I don't remember when I acquired my paperback copy of Wilkie Collins's The Moonstone. Internal evidence (the copyright notice on the reprint) suggests it was probably in the mid-1980s. If I read it at the time, I have only the most tenuous memory of having done so; I may have read the opening chapters and then dropped it. But having bluntly dismissed, in this blog, recently, the work of several modern authors of mysteries, I figured I ought to give Collins a fresh try.

Considered strictly as a mystery, The Moonstone is rather silly. The plot includes a trio of lurking "Hindoos" (the book was published in 1868), a heartbroken servant girl who hides a vital clue and then commits suicide, and -- spoiler alert! -- opium. Really there are only two viable suspects who might have absconded with the extraordinary diamond known as the Moonstone, and the book is structured in such a way that we know one of them is innocent. Still, there's a good deal of suspense, because we don't know what actually happened, or how Rachel could have come so bitterly to blame Franklin for the theft of the jewel, when Franklin himself knows he had nothing to do with it. I won't spoil that by explaining it to you.

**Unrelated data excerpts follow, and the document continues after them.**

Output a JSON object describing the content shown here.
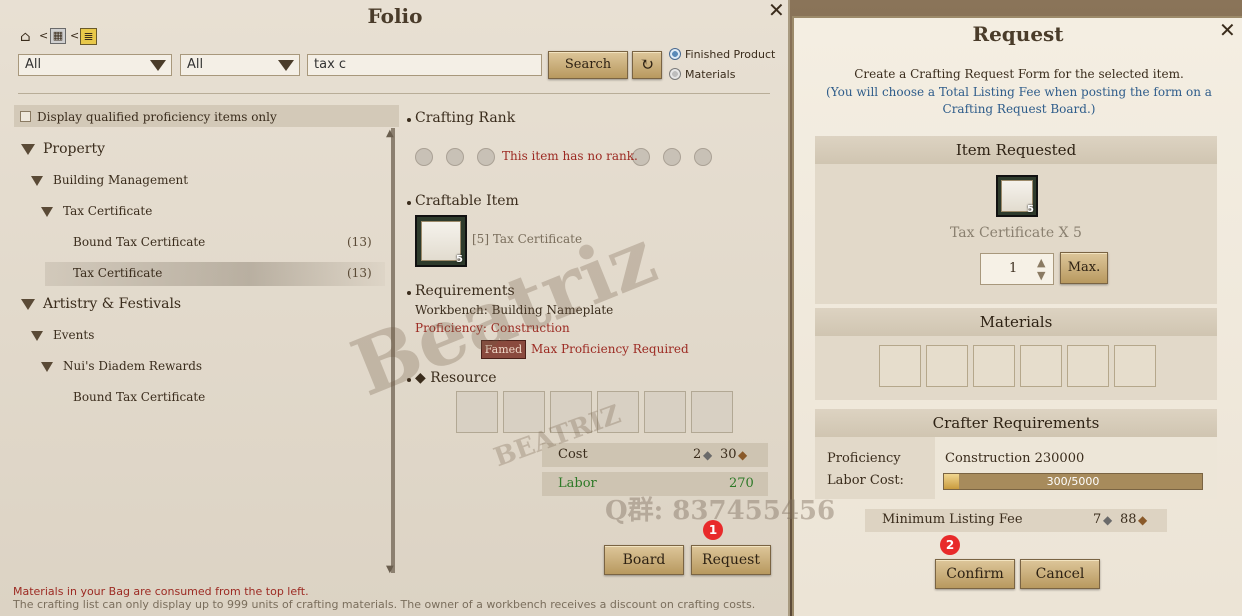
{
  "folio": {
    "title": "Folio",
    "breadcrumb_sep": "<",
    "filter1": "All",
    "filter2": "All",
    "search_value": "tax c",
    "search_label": "Search",
    "radio_finished": "Finished Product",
    "radio_materials": "Materials",
    "checkbox_label": "Display qualified proficiency items only",
    "tree": {
      "property": "Property",
      "building_management": "Building Management",
      "tax_certificate_group": "Tax Certificate",
      "bound_tax_certificate": "Bound Tax Certificate",
      "bound_count": "(13)",
      "tax_certificate": "Tax Certificate",
      "tax_count": "(13)",
      "artistry": "Artistry & Festivals",
      "events": "Events",
      "nuis": "Nui's Diadem Rewards",
      "bound_tax_certificate_2": "Bound Tax Certificate"
    },
    "crafting_rank_label": "Crafting Rank",
    "no_rank": "This item has no rank.",
    "craftable_label": "Craftable Item",
    "craftable_item": "[5] Tax Certificate",
    "item_badge": "5",
    "requirements_label": "Requirements",
    "workbench": "Workbench: Building Nameplate",
    "proficiency": "Proficiency: Construction",
    "famed": "Famed",
    "max_prof": "Max Proficiency Required",
    "resource_label": "◆ Resource",
    "cost_label": "Cost",
    "cost_gold": "2",
    "cost_silver": "30",
    "labor_label": "Labor",
    "labor_value": "270",
    "board_label": "Board",
    "request_label": "Request",
    "footer1": "Materials in your Bag are consumed from the top left.",
    "footer2": "The crafting list can only display up to 999 units of crafting materials. The owner of a workbench receives a discount on crafting costs."
  },
  "request": {
    "title": "Request",
    "desc1": "Create a Crafting Request Form for the selected item.",
    "desc2": "(You will choose a Total Listing Fee when posting the form on a Crafting Request Board.)",
    "item_requested_label": "Item Requested",
    "item_name": "Tax Certificate X 5",
    "item_badge": "5",
    "quantity": "1",
    "max_label": "Max.",
    "materials_label": "Materials",
    "crafter_req_label": "Crafter Requirements",
    "proficiency_label": "Proficiency",
    "proficiency_value": "Construction 230000",
    "labor_cost_label": "Labor Cost:",
    "labor_progress_text": "300/5000",
    "labor_progress": 0.06,
    "min_fee_label": "Minimum Listing Fee",
    "fee_gold": "7",
    "fee_silver": "88",
    "confirm_label": "Confirm",
    "cancel_label": "Cancel"
  },
  "markers": {
    "one": "1",
    "two": "2"
  },
  "watermark": {
    "text1": "Beatriz",
    "text2": "BEATRIZ",
    "text3": "Q群: 837455456"
  }
}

What I found engaging about the book was not the plot but the writing. Collins was a friend of Dickens, and that sprawling 19th century style is in full flower. Beyond that, Collins gives us several first-person narrators, each of whom is privy to some of the events but not others. The first two fifths of the book are in the voice of Gabriel Betteredge, the head servant on the Yorkshire estate of Lady Verinder. Betteredge is a delightful old coot, very proper and yet emotionally engaged with his household and employer. He finds unfailing wisdom in his well-thumbed copy of Robinson Crusoe. When his portion of the narrative draws to a close, the story is taken over, for a few chapters, by Miss Drusilla Clack, a spinster who considers herself an exemplary Christian and is fond of distributing religious pamphlets full of advice, even when (as is inevitably the case) the recipient of the pamphlets shows no interest. Miss Clack is not a complex character, but she's hilarious in a creepy way.

Both Betteredge and Clack exercise the leisure to share their opinions with us -- opinions not about the crime itself but about life in general. They're vivid characters, and that's what makes the book worth reading. Toward the end of the story we're introduced to, and have a few chapters from, Ezra Jennings, a tragic and doomed man who succeeds in penetrating the mystery that has baffled Sergeant Cuff, a legendary Scotland Yard detective. Here again, Collins is reaching well beyond the confines of his mystery plot. His concerns are larger.

If I write another mystery (not guaranteed), I think I'd prefer to follow Collins's model rather than hew to the narrower strictures of the modern crime novel. Not that there's anything wrong with the modern crime novel. In the right hands it can be a marvelous thing. I'm a big fan of Ross MacDonald, Rex Stout, Tony Hillerman, and a number of other writers. But the modern mystery is such a well-trodden field! I can't help feeling it would be better to try something different -- something more generous in its prose, its structure, and its details of character.

And why not? It's not as if I have a huge fan base who are eager to snap up my next fast-paced, hard-hitting thriller. Whatever I write, I'm sure it wouldn't interest anybody outside of a small circle of friends.